Governments across the municipal, provincial, and federal levels have all sung the praises of active transportation. Craighead sees the E&N as an opportunity to provide a one-of-a-kind active transportation corridor.
Proponents of trail also say that turning the E&N into a trail would allow any First Nation that wanted their land back to get their land back, and the trail could run outside of their territory.
No matter how you look at the E&N, it’s impossible to divorce the corridor from its colonial history. The only time John A. Macdonald visited Vancouver Island was to drive the last railroad spike through the E&N — symbolically cementing the Island’s place in confederation.
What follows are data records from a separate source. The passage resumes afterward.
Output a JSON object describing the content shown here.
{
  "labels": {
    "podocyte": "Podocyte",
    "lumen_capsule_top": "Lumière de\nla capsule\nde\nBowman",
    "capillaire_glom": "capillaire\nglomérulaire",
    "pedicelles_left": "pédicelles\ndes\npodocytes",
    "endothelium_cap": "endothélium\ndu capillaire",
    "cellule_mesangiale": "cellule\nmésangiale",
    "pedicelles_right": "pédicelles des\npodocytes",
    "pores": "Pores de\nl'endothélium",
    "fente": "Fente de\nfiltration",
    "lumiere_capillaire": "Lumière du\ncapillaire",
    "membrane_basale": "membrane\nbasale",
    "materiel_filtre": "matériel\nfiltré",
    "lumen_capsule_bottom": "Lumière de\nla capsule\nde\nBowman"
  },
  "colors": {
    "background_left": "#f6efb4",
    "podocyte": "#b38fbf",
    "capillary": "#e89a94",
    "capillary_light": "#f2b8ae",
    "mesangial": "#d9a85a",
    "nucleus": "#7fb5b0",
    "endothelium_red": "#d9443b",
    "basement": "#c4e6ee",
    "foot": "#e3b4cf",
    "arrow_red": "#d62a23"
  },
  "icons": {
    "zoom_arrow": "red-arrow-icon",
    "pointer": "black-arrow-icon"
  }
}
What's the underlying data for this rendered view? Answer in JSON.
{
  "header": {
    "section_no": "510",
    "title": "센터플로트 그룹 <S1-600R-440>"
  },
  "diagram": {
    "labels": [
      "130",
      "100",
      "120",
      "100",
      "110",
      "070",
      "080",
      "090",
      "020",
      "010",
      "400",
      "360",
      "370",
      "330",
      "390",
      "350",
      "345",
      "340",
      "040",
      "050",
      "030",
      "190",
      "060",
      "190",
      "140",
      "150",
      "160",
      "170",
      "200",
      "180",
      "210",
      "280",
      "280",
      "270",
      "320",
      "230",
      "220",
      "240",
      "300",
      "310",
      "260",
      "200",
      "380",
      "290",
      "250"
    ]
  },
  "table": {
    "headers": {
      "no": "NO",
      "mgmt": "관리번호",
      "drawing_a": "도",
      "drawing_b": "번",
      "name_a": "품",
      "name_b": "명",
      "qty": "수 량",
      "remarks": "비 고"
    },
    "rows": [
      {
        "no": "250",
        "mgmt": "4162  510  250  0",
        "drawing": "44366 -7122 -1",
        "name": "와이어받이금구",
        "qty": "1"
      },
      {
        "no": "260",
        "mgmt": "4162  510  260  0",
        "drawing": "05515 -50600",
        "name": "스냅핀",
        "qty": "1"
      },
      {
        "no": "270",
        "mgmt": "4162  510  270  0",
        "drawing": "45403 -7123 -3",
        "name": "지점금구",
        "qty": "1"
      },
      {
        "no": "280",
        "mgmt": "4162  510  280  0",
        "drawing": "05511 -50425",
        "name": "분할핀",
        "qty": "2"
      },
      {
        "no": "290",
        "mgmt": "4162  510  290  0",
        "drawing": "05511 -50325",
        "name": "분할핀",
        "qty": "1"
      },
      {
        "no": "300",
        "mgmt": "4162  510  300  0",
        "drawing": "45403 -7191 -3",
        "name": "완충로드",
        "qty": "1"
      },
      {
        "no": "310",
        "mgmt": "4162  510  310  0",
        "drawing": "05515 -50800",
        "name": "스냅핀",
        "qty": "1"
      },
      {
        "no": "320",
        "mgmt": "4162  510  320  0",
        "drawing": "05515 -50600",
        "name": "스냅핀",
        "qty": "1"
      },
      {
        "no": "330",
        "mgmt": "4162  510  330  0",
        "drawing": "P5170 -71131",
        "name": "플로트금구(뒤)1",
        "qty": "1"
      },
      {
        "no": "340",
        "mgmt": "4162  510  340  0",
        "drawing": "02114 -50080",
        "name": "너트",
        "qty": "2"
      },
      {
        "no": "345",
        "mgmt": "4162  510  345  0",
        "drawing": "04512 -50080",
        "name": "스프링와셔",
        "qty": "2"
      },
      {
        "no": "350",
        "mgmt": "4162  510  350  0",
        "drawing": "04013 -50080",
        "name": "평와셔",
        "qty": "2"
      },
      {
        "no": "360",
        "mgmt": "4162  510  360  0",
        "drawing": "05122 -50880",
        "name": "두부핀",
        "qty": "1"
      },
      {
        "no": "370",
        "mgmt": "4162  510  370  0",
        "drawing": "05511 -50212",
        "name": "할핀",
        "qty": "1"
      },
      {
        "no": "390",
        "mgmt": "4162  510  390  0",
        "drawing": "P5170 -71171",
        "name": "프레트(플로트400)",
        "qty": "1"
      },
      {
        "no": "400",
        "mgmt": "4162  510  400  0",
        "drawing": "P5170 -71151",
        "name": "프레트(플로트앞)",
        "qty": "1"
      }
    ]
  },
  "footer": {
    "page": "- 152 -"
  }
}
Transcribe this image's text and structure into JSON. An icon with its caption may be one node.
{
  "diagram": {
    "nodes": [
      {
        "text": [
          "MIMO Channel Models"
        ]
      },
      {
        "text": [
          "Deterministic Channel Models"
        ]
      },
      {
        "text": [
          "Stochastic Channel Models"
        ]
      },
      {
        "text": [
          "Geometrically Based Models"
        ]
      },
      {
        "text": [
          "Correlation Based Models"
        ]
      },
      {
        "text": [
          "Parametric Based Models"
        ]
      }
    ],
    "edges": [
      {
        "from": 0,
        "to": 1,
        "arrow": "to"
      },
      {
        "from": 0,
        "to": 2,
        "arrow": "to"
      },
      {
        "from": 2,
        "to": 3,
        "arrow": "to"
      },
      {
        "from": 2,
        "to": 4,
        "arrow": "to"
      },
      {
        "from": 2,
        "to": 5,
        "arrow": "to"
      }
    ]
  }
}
It’s likely no accident that the E&N crosses the territory of 14 First Nations in a way that splits their territory. And at the time that the land was taken, it’s hard to imagine that the Nations were consulted in any meaningful way. One of the founding principles of the ICF is that it will work to benefit the First Nations communities along the path of the E&N.
14 First Nations are members of the ICF. First Nations also occupy six of the 12 seats on the ICF Board of Directors. However, multiple First Nations have taken the ICF to court in the past to get their land back, saying that there’s no viable future for rail on the Island.That’s a challenge that the newly minted ICF Board of Directors will have to address.
One key issue that came to light when Snaw-Naw-As First Nation took the ICF to court is the reversionary rights of the railway. The court noted that when the land was taken, it was taken for railway purposes. If the land is not being used for railway purposes, it may trigger the reversionary rights and the land would return to the state in which it was taken — reverting back to whoever the land was taken from, primarily First Nations and the Federal government.
Ultimately, the debate over whether to make the E&N a trail comes down to cost, benefit, and risk. No matter what estimate or study you look at, we all know that the costs of restoring rail service will be high. The potential unknowns of what land reversion would look like could also result in high costs and protracted legal battles. So what is the best way forward?
One option, which has potentially the highest costs, highest benefits and sufficient risk, would be having a “rail with trail” option, where rail service is restored and trails are built in the rail right of way. The E&N’s numerous crossings, bridges, tight corners, and tunnels will pose a huge engineering challenge. The costs of carrying out this work would likely be astronomical.
If it could be properly funded, a rail with trail option would meet the needs of everyone and would provide opportunities for the communities that the E&N crosses. Tourism and transportation opportunities would be abundant in a world where people could choose to hike, bike, or train their way across Vancouver Island’s east coast. But the debate about whether that’s worth the cost — or if it’s even possible for an engineering perspective — will rage on.
Whatever the future of the E&N may be, the E&N corridor must truly serve everyone on Vancouver Island for that future to be successful. The ICF must demonstrate that the corridor will bring tangible benefits to the First Nations whose land was taken to establish the railway and the benefits must be worth the significant costs associated with creating a lively E&N corridor.
The one thing that Vancouver Island cannot afford is further inaction on the E&N corridor. No matter what happens, it’s time to get moving on the E&N.